Keller, for her part, was extremely grateful to Bell for broadening her horizons, and Bell to Keller for bringing national attention to deaf education. In the years to come, the two frequently spent time together, developing something of a parent-child relationship along the way.
In 1887, Keller participated in the groundbreaking ceremony for Bell’s Volta Bureau, an institution for deaf research that he opened in Washington D.C. with prize money received in recognition of his invention of the telephone. In 1888, Keller again journeyed north to visit Bell, and this time also met with President Grover Cleveland. (She would go on to meet every subsequent president through Lyndon B. Johnson.)
In 1893, Keller even accompanied Bell to the World’s Columbian Exposition in Chicago, where they stayed for three weeks. Bell, who had learned finger spelling to communicate with his mother, acted as Keller’s personal guide at the world’s fair and taught her about modern science and technology.
Bell became further involved in Keller’s education when she expressed a desire to attend a regular college, an idea he wholly supported. In 1896, Bell coordinated the effort to establish a trust fund for Keller. When she began attending Radcliffe College in Boston in 1900, it was this trust fund, as well as further financial support from Bell, that paid for her schooling. Keller became the first deaf-blind person to graduate college in 1904.
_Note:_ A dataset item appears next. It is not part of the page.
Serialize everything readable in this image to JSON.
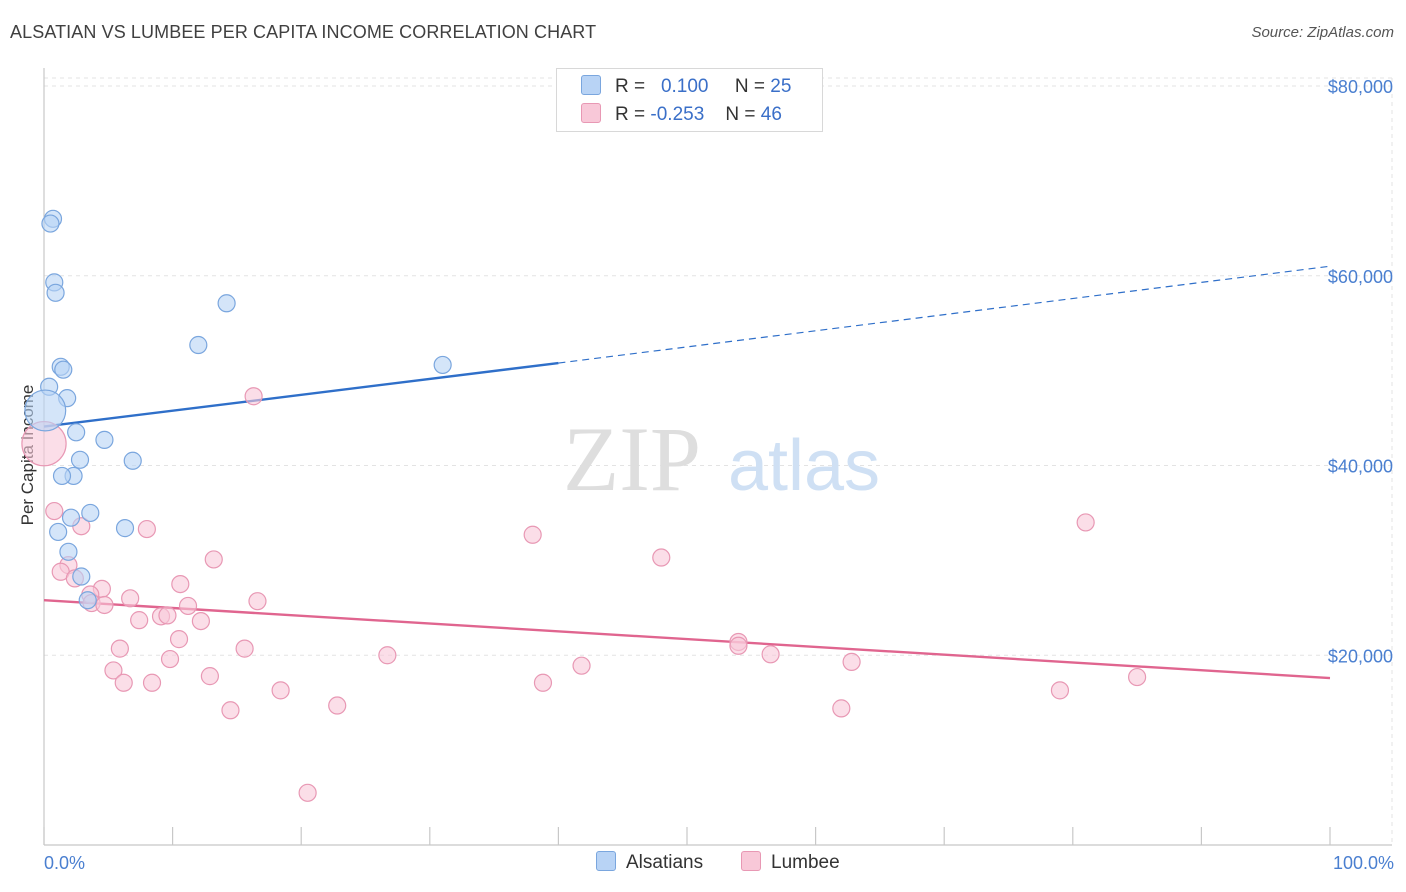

They forged a lasting friendship
The bond between Bell and Keller only strengthened up until the inventor’s death in August 1922. Keller was a frequent guest in Bell’s home, and he remained her constant supporter, both personally and financially. He frequently sent her money to pay for living expenses or vacations, and he even learned to use a braille typewriter so they could correspond more directly.
Keller used the braille typewriter to write her first autobiography, The Story of My Life, which she dedicated to him, writing, “To Alexander Graham Bell, who has taught the deaf to speak and enabled the listening ear to hear speech from the Atlantic to the Rockies.”